Friday, August 16, 2013

Key issues

Key issues:
Planning for your data warehouse begins with a thorough consideration of the key issues Answers to the key questions are vital for the proper planning and the successful completion of the project. Therefore, let us consider the pertinent issues, one by one,

Value and Expectations: - Some Companies jump into data warehousing without at assessing the value to be derived from their proposed data warehouse. Of course, first you have to be SON that, given the culture and the current requirements of your company, data warehouse is the most viable solution. After you have established the suitability this solution, then only can you begin to enumerate the benefits and value proposition, Will your data warehouse help the executives and managers to do Certification 70-341 better planning m make better decisions? Is it going to improve the bottom line? Is it going to increase mar kct Amy? If so, by how much? What are the expectations? What does the management accomplish through the data warehouse? As part of the overall planning process make a list of realistic benefits and expectations. This is the starting point.

Risk Assessment:- Planners generally associate project risks with the cost of the project. If the project fails, how much money will go down the drain'? But the assessment risk is more than calculating the loss from the project costs. What are the risks faced the company without the benefits derivable from a data warehouse? What losses are to be incurred'? What opportunities are likely to be missed? Risk assessment is broad and relevant to each business. Use the culture and businesses conditions of your company assess the risks. Include this assessment as part of you planning documents.

PLANNING YOUR DATA WAREHOUSE

PLANNING YOUR DATA WAREHOUSE

More than any other factor, improper planning and inadequate project management lend to result in failures. First and foremost, determine if your company really needs a data: warehouse. IS it really ready for one'? You need to develop criteria for assessing the value expected from your data warehouse. Your company has to decide on the type or data ware-house to be built and where to keep it. You have to ascertain where the data is going to come from and even whether you have all the needed data. You have to establish who will be using the data warehouse, how they will use it, and at what times.

We will discuss the various issues related to the proper Planning for a data warehouse: You will learn how a data warehouse project differs from, the types of projects you were, involved with in the past. We will study the guidelines for making your data warehouse project a success.

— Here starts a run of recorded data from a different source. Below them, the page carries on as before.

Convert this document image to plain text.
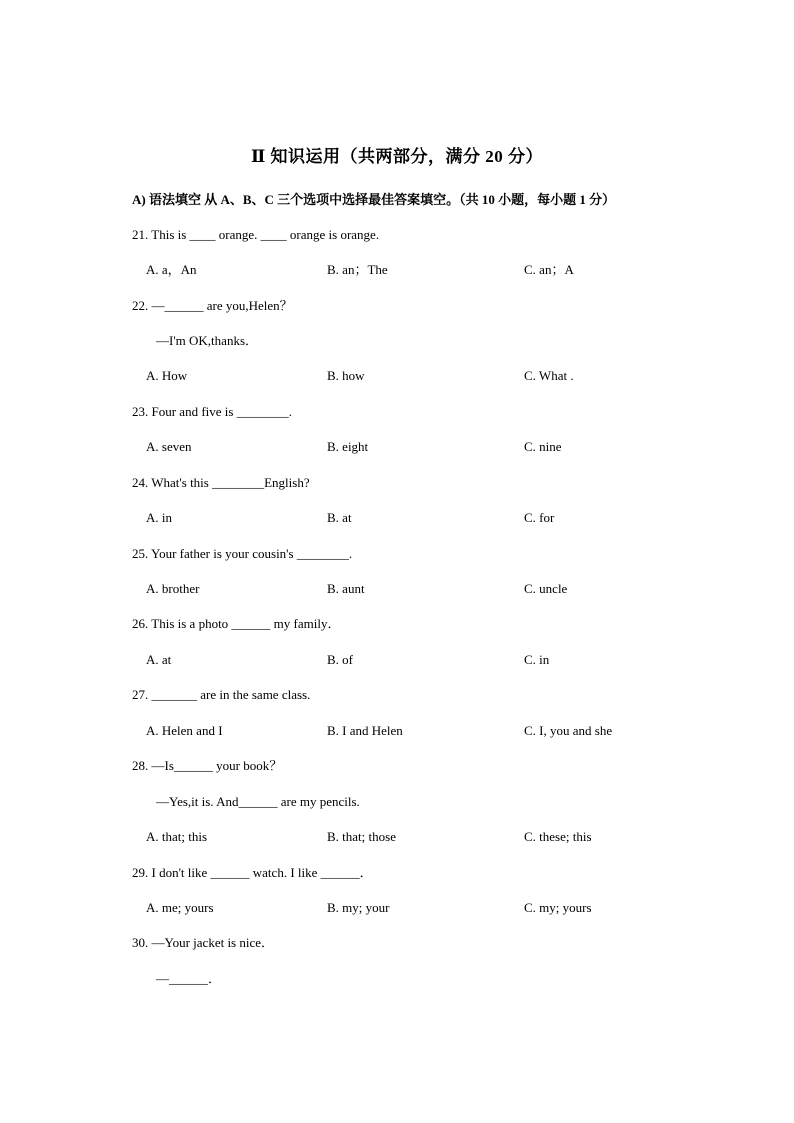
Ⅱ 知识运用（共两部分，满分 20 分）
A) 语法填空 从 A、B、C 三个选项中选择最佳答案填空。（共 10 小题，每小题 1 分）
21. This is ____ orange. ____ orange is orange.
A. a，An	B. an；The	C. an；A
22. —______ are you,Helen？
—I'm OK,thanks．
A. How	B. how	C. What .
23. Four and five is ________.
A. seven	B. eight	C. nine
24. What's this ________English?
A. in	B. at	C. for
25. Your father is your cousin's ________.
A. brother	B. aunt	C. uncle
26. This is a photo ______ my family．
A. at	B. of	C. in
27. _______ are in the same class.
A. Helen and I	B. I and Helen	C. I, you and she
28. —Is______ your book？
—Yes,it is. And______ are my pencils.
A. that; this	B. that; those	C. these; this
29. I don't like ______ watch. I like ______．
A. me; yours	B. my; your	C. my; yours
30. —Your jacket is nice．
—______．
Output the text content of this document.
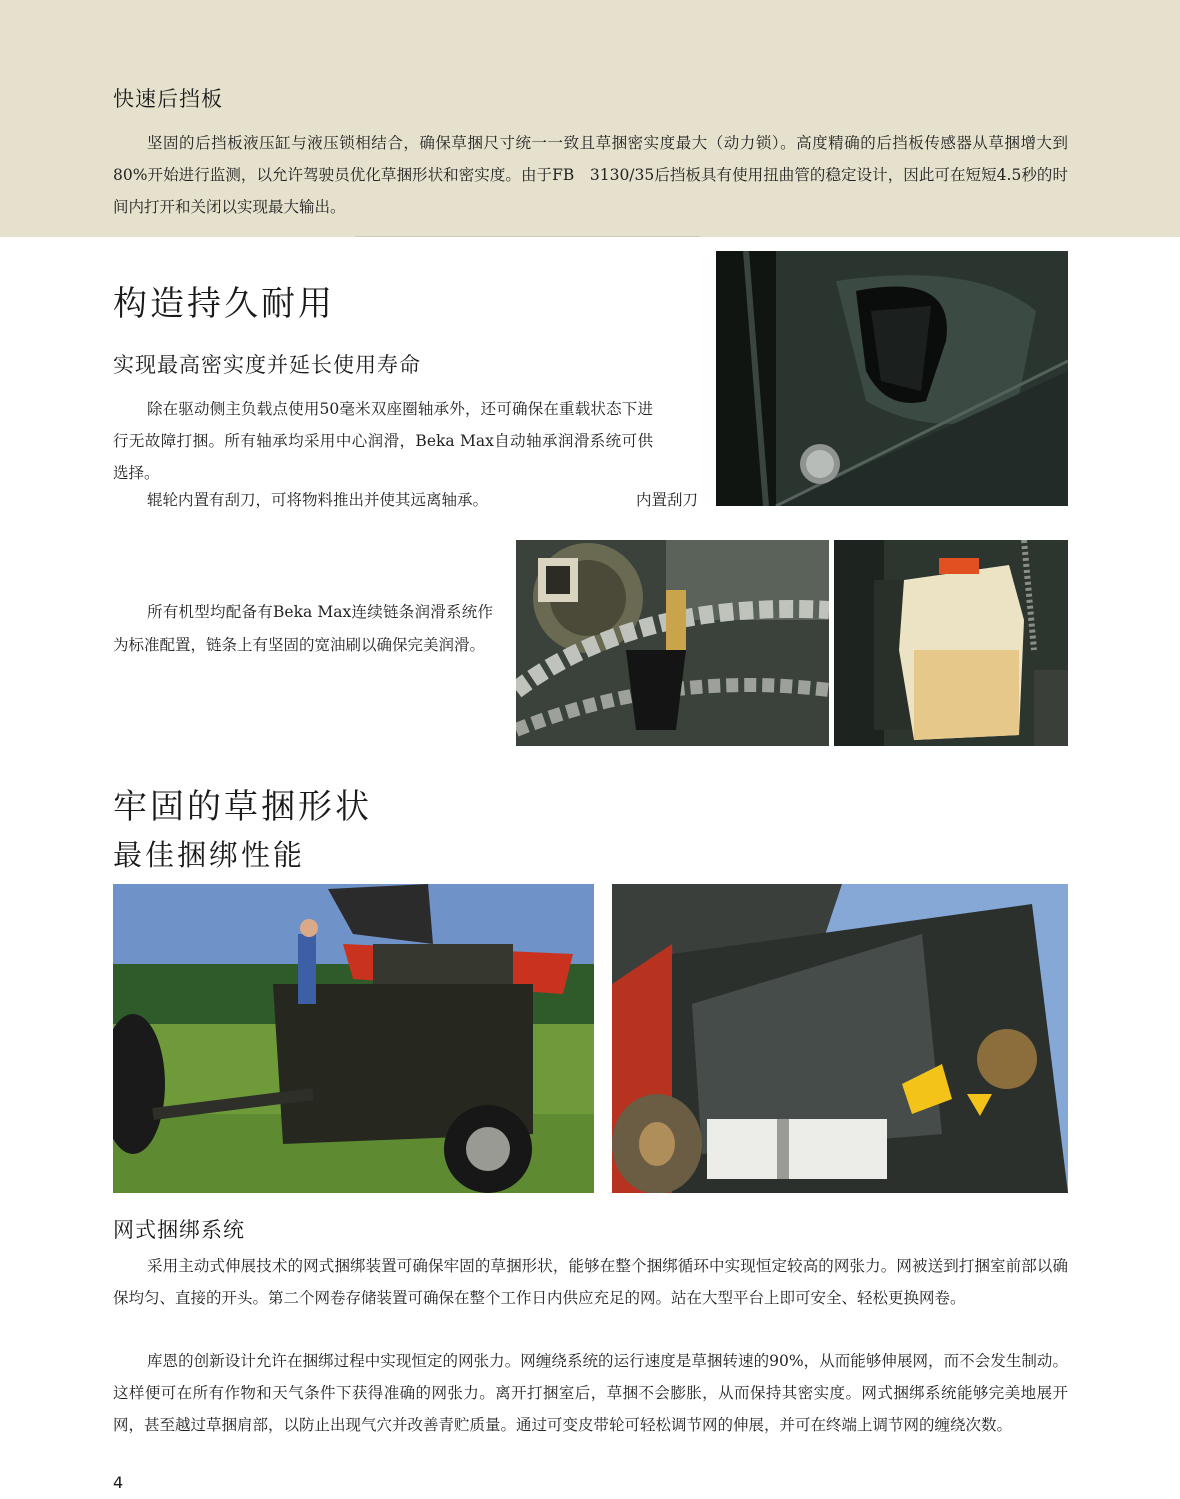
快速后挡板

坚固的后挡板液压缸与液压锁相结合，确保草捆尺寸统一一致且草捆密实度最大（动力锁）。高度精确的后挡板传感器从草捆增大到80%开始进行监测，以允许驾驶员优化草捆形状和密实度。由于FB　3130/35后挡板具有使用扭曲管的稳定设计，因此可在短短4.5秒的时间内打开和关闭以实现最大输出。

构造持久耐用
实现最高密实度并延长使用寿命

除在驱动侧主负载点使用50毫米双座圈轴承外，还可确保在重载状态下进行无故障打捆。所有轴承均采用中心润滑，Beka Max自动轴承润滑系统可供选择。

辊轮内置有刮刀，可将物料推出并使其远离轴承。	内置刮刀

所有机型均配备有Beka Max连续链条润滑系统作为标准配置，链条上有坚固的宽油刷以确保完美润滑。

牢固的草捆形状
最佳捆绑性能
网式捆绑系统

采用主动式伸展技术的网式捆绑装置可确保牢固的草捆形状，能够在整个捆绑循环中实现恒定较高的网张力。网被送到打捆室前部以确保均匀、直接的开头。第二个网卷存储装置可确保在整个工作日内供应充足的网。站在大型平台上即可安全、轻松更换网卷。

库恩的创新设计允许在捆绑过程中实现恒定的网张力。网缠绕系统的运行速度是草捆转速的90%，从而能够伸展网，而不会发生制动。这样便可在所有作物和天气条件下获得准确的网张力。离开打捆室后，草捆不会膨胀，从而保持其密实度。网式捆绑系统能够完美地展开网，甚至越过草捆肩部，以防止出现气穴并改善青贮质量。通过可变皮带轮可轻松调节网的伸展，并可在终端上调节网的缠绕次数。

4
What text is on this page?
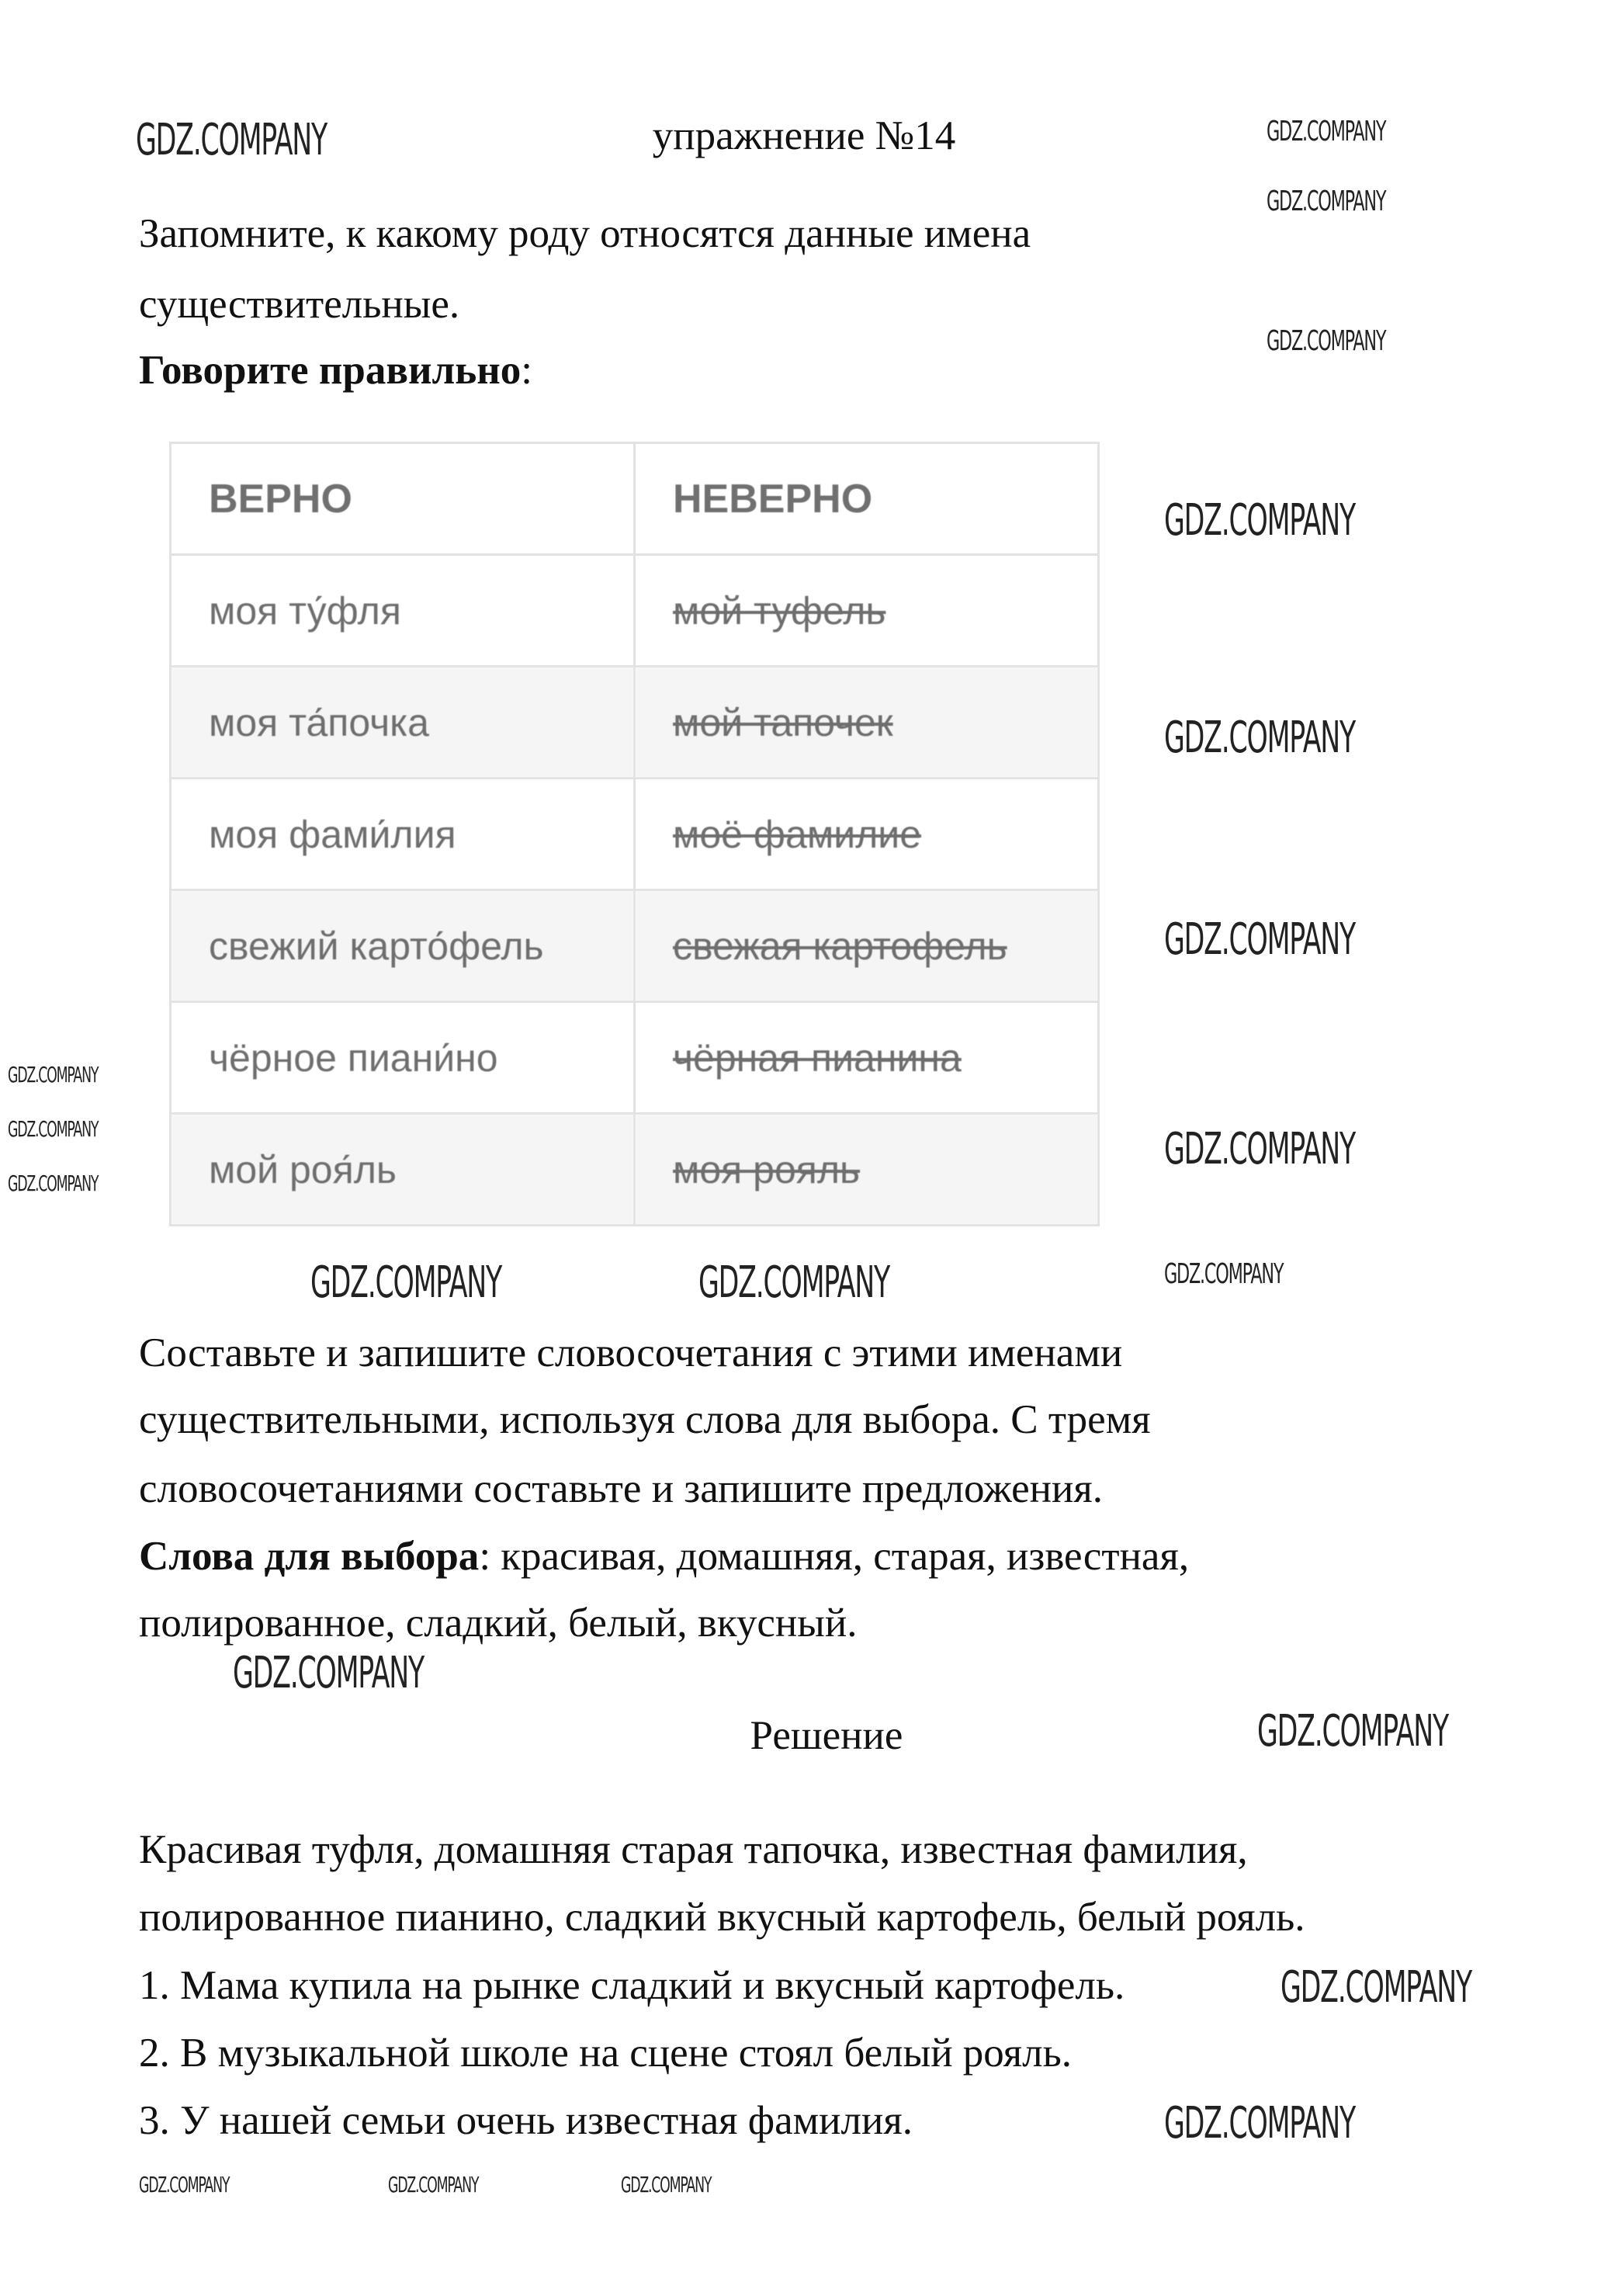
упражнение №14
Запомните, к какому роду относятся данные имена
существительные.
Говорите правильно:
ВЕРНО	НЕВЕРНО
моя ту́фля	мой туфель
моя та́почка	мой тапочек
моя фами́лия	моё фамилие
свежий карто́фель	свежая картофель
чёрное пиани́но	чёрная пианина
мой роя́ль	моя рояль
Составьте и запишите словосочетания с этими именами
существительными, используя слова для выбора. С тремя
словосочетаниями составьте и запишите предложения.
Слова для выбора: красивая, домашняя, старая, известная,
полированное, сладкий, белый, вкусный.
Решение
Красивая туфля, домашняя старая тапочка, известная фамилия,
полированное пианино, сладкий вкусный картофель, белый рояль.
1. Мама купила на рынке сладкий и вкусный картофель.
2. В музыкальной школе на сцене стоял белый рояль.
3. У нашей семьи очень известная фамилия.
GDZ.COMPANY	GDZ.COMPANY
GDZ.COMPANY
GDZ.COMPANY
GDZ.COMPANY
GDZ.COMPANY
GDZ.COMPANY
GDZ.COMPANY
GDZ.COMPANY
GDZ.COMPANY
GDZ.COMPANY
GDZ.COMPANY	GDZ.COMPANY	GDZ.COMPANY
GDZ.COMPANY
GDZ.COMPANY
GDZ.COMPANY
GDZ.COMPANY
GDZ.COMPANY	GDZ.COMPANY	GDZ.COMPANY
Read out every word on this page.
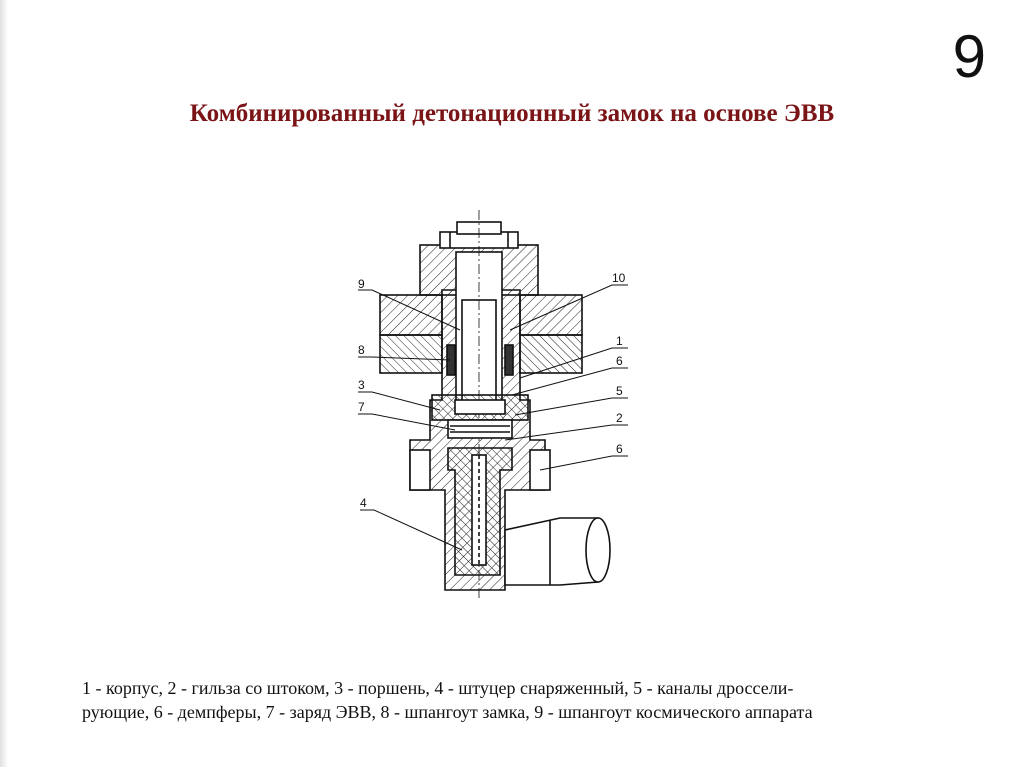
9
Комбинированный детонационный замок на основе ЭВВ
9
8
3
7
4
10
1
6
5
2
6
1 - корпус, 2 - гильза со штоком, 3 - поршень, 4 - штуцер снаряженный, 5 - каналы дроссели-
рующие, 6 - демпферы, 7 - заряд ЭВВ, 8 - шпангоут замка, 9 - шпангоут космического аппарата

PLANNING AND PROJECT MANAGEMENT

CHAPTER 4 PLANNING AND PROJECT MANAGEMENT

CHAPTER OBJECTIVES
  • Review the essentials of planning for a data warehouse
  • Distinguish between data warehouse projects and OLP system projects
  • Learn how to adapt the life cycle approach for a data warehouse project
  • Discuss project team organization, roles, and responsibilities
  • Consider the warning signs and success factors


As soon as you read the title of this chapter, you 'night hasten to conclude that this is a chapter intended for the project manager or the project coordinator. If you are not already a project manager or planning to be one in the near future, you might be inclined to just skim through the chapter. That would be a mistake. This chapter is very much designed for all IT professionals irrespective of their roles in data warehousing projects. It will show you how best you can fit into your specific role in a project. If you want to be part of a team that is passionate about building a successful data warehouse, you need the details presented in this chapter. So please read on. First read the following confession.

Although this conversation is a bit exaggerated, according to industry experts, more than 50°A, or data warehouse projects are considered failures. In many cases, the project is not completed and the system is not delivered. In a few cases, the project somehow gets completed but the data warehouse turns out to be a data basement. The project is improperly sized and architected. The data warehouse is not aligned with the business. Projects get abandoned in midstream.

Several factors contribute to the 1-ailures. When your company gets into data warehousing for the first time, the project will involve many organizational changes. At the present tune, the emphasis is on enterprise-wide information analysis. Until now, each department and each user "owned- their data and \yen: concerned with a set of their "own" computer systems. Data warehousing will change all of that and make managers, data owners, and end-users uneasy. You are likely to uncover problems with the production systems as you build the data warehouse.